In recent years the Isle of Man Courts, in common with their counterparts in many other jurisdictions, have demonstrated a strong desire for parties in litigation to attempt to resolve their issues by means other than litigation, most notably mediation.

In May 2012, the English Court of Appeal issued a stern warning to a defendant who rejected mediation offered at a previous hearing, with Lord Justice Longmore referring to the decision as an "inadequate response". The defendant in Ghaith v Indesit successfully defended a personal injury claim by an employee, but the employee was subsequently given leave to appeal and the Court urged both parties to pursue mediation. Indesit rejected that advice, a decision which LJ Longmore said will "inevitably lead to a substantial increase in costs" for the defendant. Another member of the Court of Appeal panel, Lord Justice Ward, said that mediation has "a canny knack of transforming the intractable in to the possible" and reiterated that, when offered, mediation should be embraced.

The attitude of the English Court of Appeal mirrors that of the Isle of Man Courts. In his 2009 judgment in Association of Cosmetic Surgery, Deemster Doyle (who as First Deemster is the Island's Chief Justice) said, "law is sometimes a very blunt instrument to try and solve disputes...and I would encourage the parties....to endeavour to resolve their disputes through the mediation process."

Deemster Doyle summarised the Court's attitude to ADR in his 2003 judgment in Vrinera Marine Company Limited:

"Litigation these days is moving away from confrontation and more towards co-operation. Parties are being encouraged to engage in the mediation process rather than destroying valuable personal and commercial relationships and wasting valuable time and costs in court. Those involved in commerce are fast coming to the sensible conclusion that their time and money is best spent on constructive commerce rather than on lawyers and destructive litigation."

The introduction of the "new" Rules of the High Court of Justice of the Isle of Man 2009 (the "Rules") has instigated changes to the way in which the different methods of ADR are viewed. The Rules allow for active case management encouraging parties to use ADR if the Court considers it appropriate: a claim or any matter arising from it may, if all parties agree, be referred to mediation and the Court action will be stayed.

In recent years, and not least because of the introduction of the Rules, it has become increasingly common for ADR to be used to settle differences between parties to a dispute; it is becoming a vital tool for all involved in dispute resolution. ADR techniques have gained prominence due to their speed, flexibility and relatively low cost.

Mediation

Mediation is a form of ADR in which a mediator follows a structured process in an attempt to facilitate an agreed settlement between parties to a dispute. The mediator, who will be entirely independent of both the dispute and the parties, does not decide how to resolve the dispute but instead assists the parties in finding a mutually agreeable solution.

A mediator's skill as a mediator is often more important than any legal or technical knowledge relating to the dispute. Mediators tend to operate in one of two ways: they may be "facilitative", assisting the parties without expressing a view on the dispute or appropriate settlement terms; or "evaluative", playing an active role in the process and suggesting solutions. In reality, many mediators adapt their style to suit the situation during the mediation and they routinely use a combination of techniques to aid the parties in reaching a mutually agreeable outcome.

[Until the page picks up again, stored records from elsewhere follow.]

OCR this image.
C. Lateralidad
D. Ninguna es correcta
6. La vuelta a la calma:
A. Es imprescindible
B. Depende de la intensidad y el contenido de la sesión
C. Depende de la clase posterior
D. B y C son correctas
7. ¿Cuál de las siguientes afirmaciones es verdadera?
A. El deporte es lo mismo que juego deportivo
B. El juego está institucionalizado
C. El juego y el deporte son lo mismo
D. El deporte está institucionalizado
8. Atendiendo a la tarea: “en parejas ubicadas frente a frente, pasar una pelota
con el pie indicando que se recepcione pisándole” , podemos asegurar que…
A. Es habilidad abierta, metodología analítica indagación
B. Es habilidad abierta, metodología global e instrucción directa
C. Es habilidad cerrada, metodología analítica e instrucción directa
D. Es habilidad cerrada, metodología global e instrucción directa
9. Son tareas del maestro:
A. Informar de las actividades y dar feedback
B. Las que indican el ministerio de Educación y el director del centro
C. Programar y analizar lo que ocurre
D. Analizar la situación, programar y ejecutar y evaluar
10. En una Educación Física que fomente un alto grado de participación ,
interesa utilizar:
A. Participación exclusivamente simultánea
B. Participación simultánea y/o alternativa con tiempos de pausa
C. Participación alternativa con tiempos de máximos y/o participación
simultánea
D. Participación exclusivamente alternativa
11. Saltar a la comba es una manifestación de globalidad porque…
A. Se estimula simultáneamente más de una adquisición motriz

The mediation process is often likened to an exhausting rollercoaster ride which can be frightening yet fulfilling. It is conducted on a "without prejudice" basis, so the parties are free to offer concessions or compromises and to negotiate freely without influencing, in any way, any Court action that may follow if the mediation fails. Each "session" solely with the mediator is confidential unless one party permits the mediator to raise certain issues with the other party. Mediation is non-binding in the sense that the parties can walk away at any time and any agreed settlement will be set out in a binding agreement to be signed by both parties.

It is now common practice for commercial contracts to contain an ADR clause stipulating that attempts must be made to settle any dispute of its terms using ADR and, in many cases, specifying details of the procedure to be used. Inclusion of such a clause ensures that neither party is able to force the other into costly, time-consuming, constrained litigation through the Court without at least attempting ADR, thereby protecting the parties' ability to benefit from its myriad advantages.

Advantages of Mediation

Mediation offers a number of advantages when compared to protracted, expensive and potentially damaging litigation in Court, such as:

  • potentially huge savings in terms of both management hours and money;
  • enabling the parties to retain control of the dispute and its settlement rather than placing control in the hands of a third party (e.g. the Courts, an arbitrator);
  • greatly reducing disruption to the parties' businesses;
  • confidentiality (in contrast to court proceedings which are a matter of public record and may attract press attention);
  • minimising harm to relationships between the parties; and
  • allowing the parties to agree innovative solutions rather than the restricted awards available to the Courts.

The content of this article is intended to provide a general guide to the subject matter. Specialist advice should be sought about your specific circumstances.